Le projet WAI-Tools s’inscrit exactement dans cette perspective : aider les États à prendre acte de cette directive en construisant un écosystème harmonisé d’outils. Ce projet, débuté il y a un an et demi, est cofinancé par la Commission européenne dans le cadre du programme Horizon 2020 [2].

Aujourd’hui, le projet WAI-Tools s’articule autour des éléments suivants :

  • Accessibility Conformance Testing Rules Format (ACT Rules format) : recommandation candidate du W3C depuis le 16 avril 2019, ce document définit un format pour la rédaction des tests d’accessibilité ;
  • ACT-Rules  : règles permettant l’évaluation de la conformité à WCAG 2.1, elles suivent le format ACT Rules Format ;
  • un générateur de déclaration d’accessibilité ;
  • la création d’un format ouvert basé sur EARL (Evaluation and Report Language) et TCDL (test case description) pour la publication des résultats d’évaluation ;
  • l’amélioration de l’outil de reporting WCAG-EM (WCAG-EM report tool) avec l’ajout des fonctionnalités d’importation de résultats automatiques et semi-automatiques.

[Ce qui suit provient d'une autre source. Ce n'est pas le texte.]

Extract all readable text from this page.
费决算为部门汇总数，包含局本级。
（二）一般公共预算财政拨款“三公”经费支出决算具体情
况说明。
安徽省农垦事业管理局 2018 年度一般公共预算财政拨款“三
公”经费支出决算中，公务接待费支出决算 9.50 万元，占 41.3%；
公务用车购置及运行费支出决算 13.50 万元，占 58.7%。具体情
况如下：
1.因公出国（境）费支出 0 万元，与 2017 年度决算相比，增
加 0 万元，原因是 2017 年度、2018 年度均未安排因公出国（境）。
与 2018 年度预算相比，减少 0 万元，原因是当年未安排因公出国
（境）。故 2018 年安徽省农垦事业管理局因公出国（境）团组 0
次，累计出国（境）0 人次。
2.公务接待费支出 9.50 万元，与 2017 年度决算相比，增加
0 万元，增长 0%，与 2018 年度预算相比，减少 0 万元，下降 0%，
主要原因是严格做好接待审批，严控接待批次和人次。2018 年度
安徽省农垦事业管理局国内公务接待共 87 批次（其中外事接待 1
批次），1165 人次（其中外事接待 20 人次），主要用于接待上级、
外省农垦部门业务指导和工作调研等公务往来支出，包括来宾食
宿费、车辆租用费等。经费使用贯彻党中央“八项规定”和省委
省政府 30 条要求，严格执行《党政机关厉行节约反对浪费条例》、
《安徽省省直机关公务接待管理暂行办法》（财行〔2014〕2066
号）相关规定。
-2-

Retrouvez la liste complète des projets en cours et à venir sur le site officiel.

ACT-Rules  : des règles unifiées pour évaluer la conformité

Shadi Abou-Zahra (du W3C) a présenté le projet Accessibility Conformance Testing (ACT).

Ce projet est né suite aux observations suivantes :

  • Il existe aujourd’hui différents outils et méthodologies, qui mènent à des résultats différents, parfois même en contradiction complète [3], pour évaluer l’accessibilité. Ne pas pouvoir se reposer de manière certaine sur les outils et être sûr des résultats au regard de la norme constituent un frein à l’implémentation de l’accessibilité.
  • Ces outils manquent de transparence. Pourquoi tel outil ou telle méthodologie produit tel résultat particulier ?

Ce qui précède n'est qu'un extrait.